Why didn’t anyone put their hand up?
Seemingly AI is running the world already. Or so you would think given how many times it is talked about.
It has not, however, infiltrated the world of treasury. A show of hands at the start of my most recent talk, at the ACT Cash Management event confirmed that very few treasurers are using AI in their work with only 5% of the room saying they used AI day-to-day.
I’ll be honest, seeing this response did put me on the backfoot somewhat. In a talk about how to get the best out of your AI, to see the minimal uptake surprised me.
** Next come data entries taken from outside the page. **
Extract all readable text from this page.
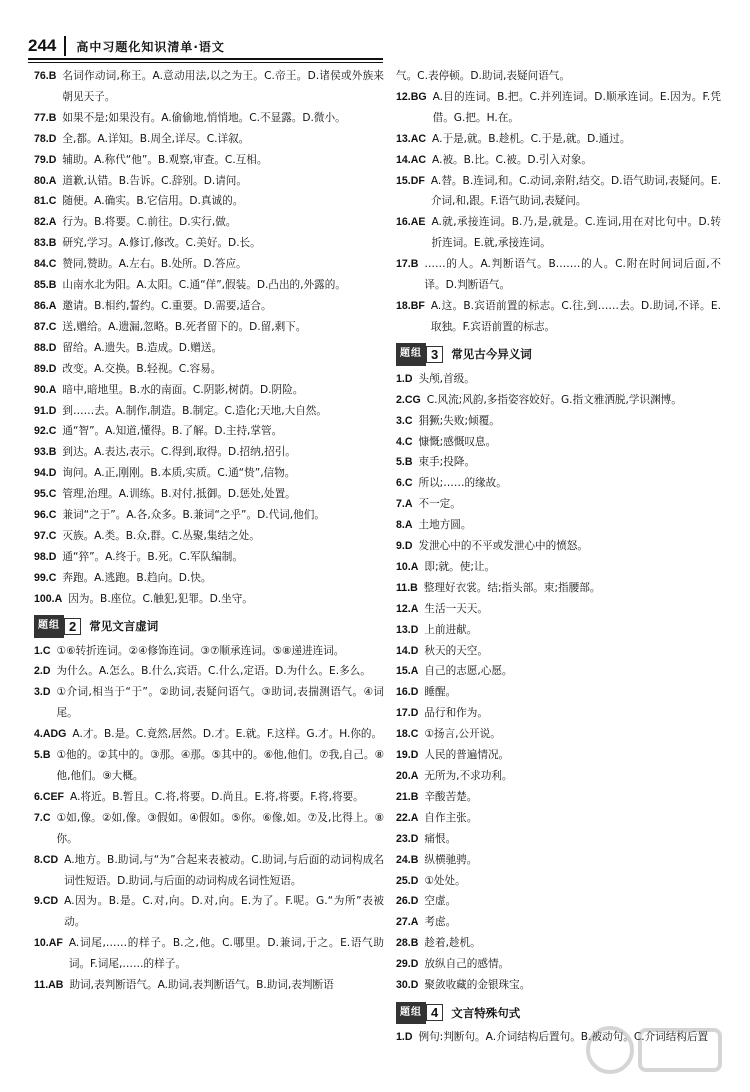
244	高中习题化知识清单·语文
76.B 名词作动词,称王。A.意动用法,以之为王。C.帝王。D.诸侯或外族来朝见天子。
77.B 如果不是;如果没有。A.偷偷地,悄悄地。C.不显露。D.微小。
78.D 全,都。A.详知。B.周全,详尽。C.详叙。
79.D 辅助。A.称代“他”。B.观察,审查。C.互相。
80.A 道歉,认错。B.告诉。C.辞别。D.请问。
81.C 随便。A.确实。B.它信用。D.真诚的。
82.A 行为。B.将要。C.前往。D.实行,做。
83.B 研究,学习。A.修订,修改。C.美好。D.长。
84.C 赞同,赞助。A.左右。B.处所。D.答应。
85.B 山南水北为阳。A.太阳。C.通“佯”,假装。D.凸出的,外露的。
86.A 邀请。B.相约,誓约。C.重要。D.需要,适合。
87.C 送,赠给。A.遗漏,忽略。B.死者留下的。D.留,剩下。
88.D 留给。A.遗失。B.造成。D.赠送。
89.D 改变。A.交换。B.轻视。C.容易。
90.A 暗中,暗地里。B.水的南面。C.阴影,树荫。D.阴险。
91.D 到……去。A.制作,制造。B.制定。C.造化;天地,大自然。
92.C 通“智”。A.知道,懂得。B.了解。D.主持,掌管。
93.B 到达。A.表达,表示。C.得到,取得。D.招纳,招引。
94.D 询问。A.正,刚刚。B.本质,实质。C.通“贽”,信物。
95.C 管理,治理。A.训练。B.对付,抵御。D.惩处,处置。
96.C 兼词“之于”。A.各,众多。B.兼词“之乎”。D.代词,他们。
97.C 灭族。A.类。B.众,群。C.丛聚,集结之处。
98.D 通“猝”。A.终于。B.死。C.军队编制。
99.C 奔跑。A.逃跑。B.趋向。D.快。
100.A 因为。B.座位。C.触犯,犯罪。D.坐守。
题组 2	常见文言虚词
1.C ①⑥转折连词。②④修饰连词。③⑦顺承连词。⑤⑧递进连词。
2.D 为什么。A.怎么。B.什么,宾语。C.什么,定语。D.为什么。E.多么。
3.D ①介词,相当于“于”。②助词,表疑问语气。③助词,表揣测语气。④词尾。
4.ADG A.才。B.是。C.竟然,居然。D.才。E.就。F.这样。G.才。H.你的。
5.B ①他的。②其中的。③那。④那。⑤其中的。⑥他,他们。⑦我,自己。⑧他,他们。⑨大概。
6.CEF A.将近。B.暂且。C.将,将要。D.尚且。E.将,将要。F.将,将要。
7.C ①如,像。②如,像。③假如。④假如。⑤你。⑥像,如。⑦及,比得上。⑧你。
8.CD A.地方。B.助词,与“为”合起来表被动。C.助词,与后面的动词构成名词性短语。D.助词,与后面的动词构成名词性短语。
9.CD A.因为。B.是。C.对,向。D.对,向。E.为了。F.呢。G.“为所”表被动。
10.AF A.词尾,……的样子。B.之,他。C.哪里。D.兼词,于之。E.语气助词。F.词尾,……的样子。
11.AB 助词,表判断语气。A.助词,表判断语气。B.助词,表判断语
气。C.表停顿。D.助词,表疑问语气。
12.BG A.目的连词。B.把。C.并列连词。D.顺承连词。E.因为。F.凭借。G.把。H.在。
13.AC A.于是,就。B.趁机。C.于是,就。D.通过。
14.AC A.被。B.比。C.被。D.引入对象。
15.DF A.替。B.连词,和。C.动词,亲附,结交。D.语气助词,表疑问。E.介词,和,跟。F.语气助词,表疑问。
16.AE A.就,承接连词。B.乃,是,就是。C.连词,用在对比句中。D.转折连词。E.就,承接连词。
17.B ……的人。A.判断语气。B.……的人。C.附在时间词后面,不译。D.判断语气。
18.BF A.这。B.宾语前置的标志。C.往,到……去。D.助词,不译。E.取独。F.宾语前置的标志。
题组 3	常见古今异义词
1.D 头颅,首级。
2.CG C.风流;风韵,多指姿容姣好。G.指文雅洒脱,学识渊博。
3.C 狷獗;失败;倾覆。
4.C 慷慨;感慨叹息。
5.B 束手;投降。
6.C 所以;……的缘故。
7.A 不一定。
8.A 土地方圆。
9.D 发泄心中的不平或发泄心中的愤怒。
10.A 即;就。使;让。
11.B 整理好衣裳。结;指头部。束;指腰部。
12.A 生活一天天。
13.D 上前进献。
14.D 秋天的天空。
15.A 自己的志愿,心愿。
16.D 睡醒。
17.D 品行和作为。
18.C ①扬言,公开说。
19.D 人民的普遍情况。
20.A 无所为,不求功利。
21.B 辛酸苦楚。
22.A 自作主张。
23.D 痛恨。
24.B 纵横驰骋。
25.D ①处处。
26.D 空虚。
27.A 考虑。
28.B 趁着,趁机。
29.D 放纵自己的感情。
30.D 聚敛收藏的金银珠宝。
题组 4	文言特殊句式
1.D 例句:判断句。A.介词结构后置句。B.被动句。C.介词结构后置
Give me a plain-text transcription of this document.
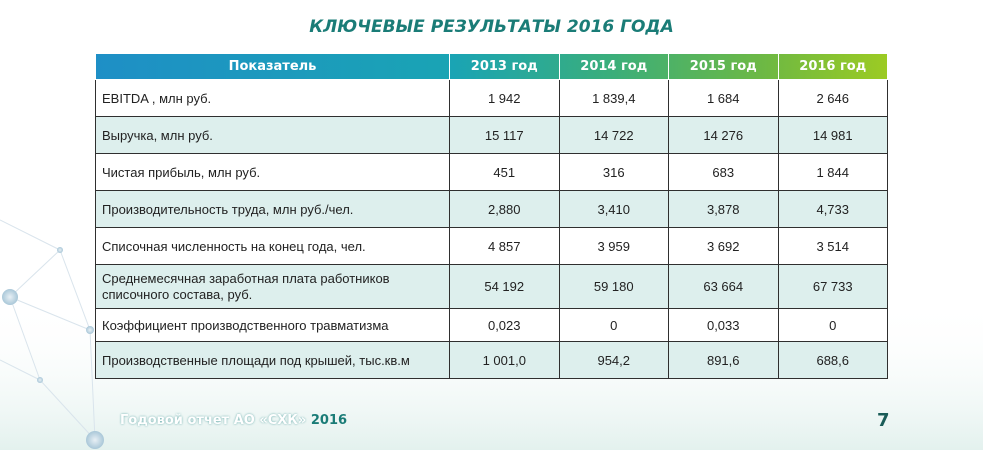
КЛЮЧЕВЫЕ РЕЗУЛЬТАТЫ 2016 ГОДА
Показатель	2013 год	2014 год	2015 год	2016 год
EBITDA , млн руб.	1 942	1 839,4	1 684	2 646
Выручка, млн руб.	15 117	14 722	14 276	14 981
Чистая прибыль, млн руб.	451	316	683	1 844
Производительность труда, млн руб./чел.	2,880	3,410	3,878	4,733
Списочная численность на конец года, чел.	4 857	3 959	3 692	3 514
Среднемесячная заработная плата работников списочного состава, руб.	54 192	59 180	63 664	67 733
Коэффициент производственного травматизма	0,023	0	0,033	0
Производственные площади под крышей, тыс.кв.м	1 001,0	954,2	891,6	688,6
Годовой отчет АО «СХК» 2016	7
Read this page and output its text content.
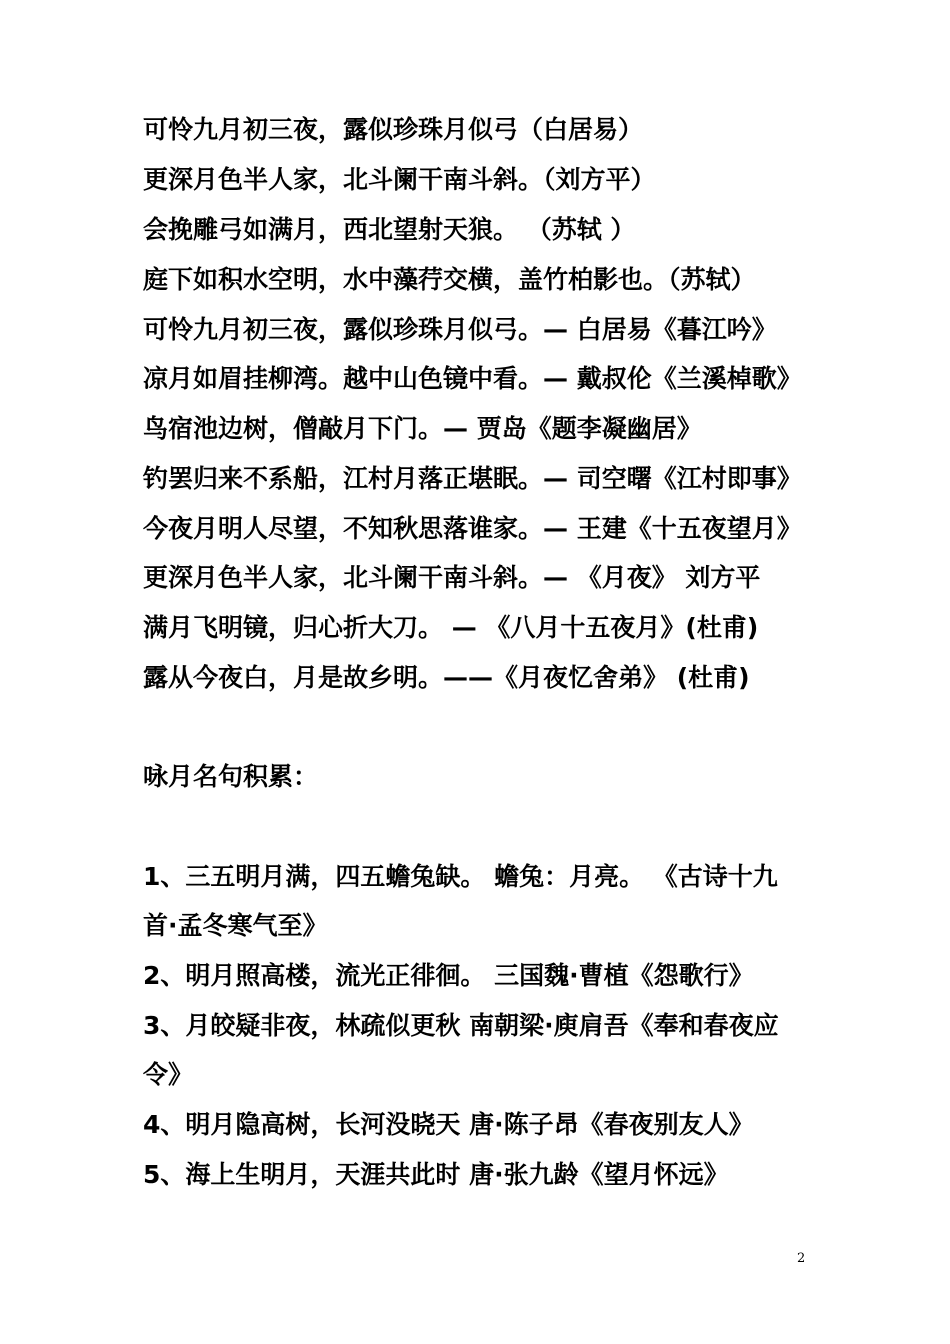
可怜九月初三夜，露似珍珠月似弓（白居易）
更深月色半人家，北斗阑干南斗斜。（刘方平）
会挽雕弓如满月，西北望射天狼。 （苏轼 ）
庭下如积水空明，水中藻荇交横，盖竹柏影也。（苏轼）
可怜九月初三夜，露似珍珠月似弓。— 白居易《暮江吟》
凉月如眉挂柳湾。越中山色镜中看。— 戴叔伦《兰溪棹歌》
鸟宿池边树，僧敲月下门。— 贾岛《题李凝幽居》
钓罢归来不系船，江村月落正堪眠。— 司空曙《江村即事》
今夜月明人尽望，不知秋思落谁家。— 王建《十五夜望月》
更深月色半人家，北斗阑干南斗斜。— 《月夜》 刘方平
满月飞明镜，归心折大刀。 — 《八月十五夜月》(杜甫)
露从今夜白，月是故乡明。——《月夜忆舍弟》 (杜甫)
咏月名句积累：
1、三五明月满，四五蟾兔缺。 蟾兔：月亮。 《古诗十九
首·孟冬寒气至》
2、明月照高楼，流光正徘徊。 三国魏·曹植《怨歌行》
3、月皎疑非夜，林疏似更秋 南朝梁·庾肩吾《奉和春夜应
令》
4、明月隐高树，长河没晓天 唐·陈子昂《春夜别友人》
5、海上生明月，天涯共此时 唐·张九龄《望月怀远》
2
Upon reflection I am less surprised and let me tell you why.
The Bigger Picture
Something I believe firmly is that to be successful in treasury, or finance in general is that you have to get INTO the numbers. Really really in. You need to be touching them, understanding them and working with them. Knowing your flows, what feels right, what doesn’t. What is happening in your bank accounts and what the cadence is.
When I start working with a new business I need to see the flows in their accounts and create my own cash model before I can start designing any sort of policy and process.
Some people might say otherwise but I would readily argue that the best leaders are those who do study the reports. They open the attachments and they ask questions.
Shoving numbers into AI does not give you that same experience. Anyone who has managed an analyst before will know the challenge to draw that person away from the doing and into the bigger picture. Yes you have completed your process, and provided your reporting but what does it mean, where are we performing. Where are we at risk?
Reframing
I am not saying I agree with this point of view but I understand it. People will say, I’m too busy keeping the lights on to invest time in something new, on the treadmill and just maintaining all the processes and policies already in place. Having a tight grip on everything, making sure mistakes don’t exist. And trust is maintained.
Get messy and break stuff is the rhetoric of the start up world and couldn’t be any further from the reality of a treasury world.
Why don’t we use the AI for another reason. How about we use it to make us smarter and closer to our numbers than ever before. It is hard though, it involves slowing down, reading and refining. The tasks like data formatting and crunching we can skip, no one ever learned from doing a vlookup better than before, however asking more and more questions about the information is the future. There’s so much in treasury we would like to know but don’t have time and resources for the analysis, let’s use it for exactly that.
Get the Answers You’ve Always Wanted
Think about your last month-end. You reviewed the cash position, checked covenant headroom, reported on FX exposures. But did you get to ask why your intercompany flows were slightly off pattern? Did you have time to analyse whether your counterparty concentration risk is creeping in the wrong direction? Did you model what a 50 basis point rate move actually does to your net interest position across all facilities?
Probably not. Not because you don’t care, but because there are only so many hours and the core deliverables have to come first.
This is the case for AI in treasury. Not to replace your judgment or distance you from your numbers but to multiply the number of questions you can actually get answered. To take the analysis you’d love to commission but can’t justify the resource for, and put it within reach.
The treasurers who will thrive in the next five years won’t be the ones who handed everything off to a model and waited for answers. They’ll be the ones who stayed close to their business, understood their exposures deeply, and used AI to go further and faster than they ever could alone.
The hand-raising moment at that event told me something important. Not that treasury is behind but that it is thoughtful. Treasurers are right to be careful about what they trust and how they work.
The risk culture that makes a great treasurer is the same instinct that makes them slow to adopt anything untested.
So here is my challenge: don’t adopt AI because everyone else eventually will. Adopt it because there is a question sitting at the back of your mind about your liquidity position, your FX book, your banking relationships that you haven’t had time to properly answer. Start there. That’s your use case.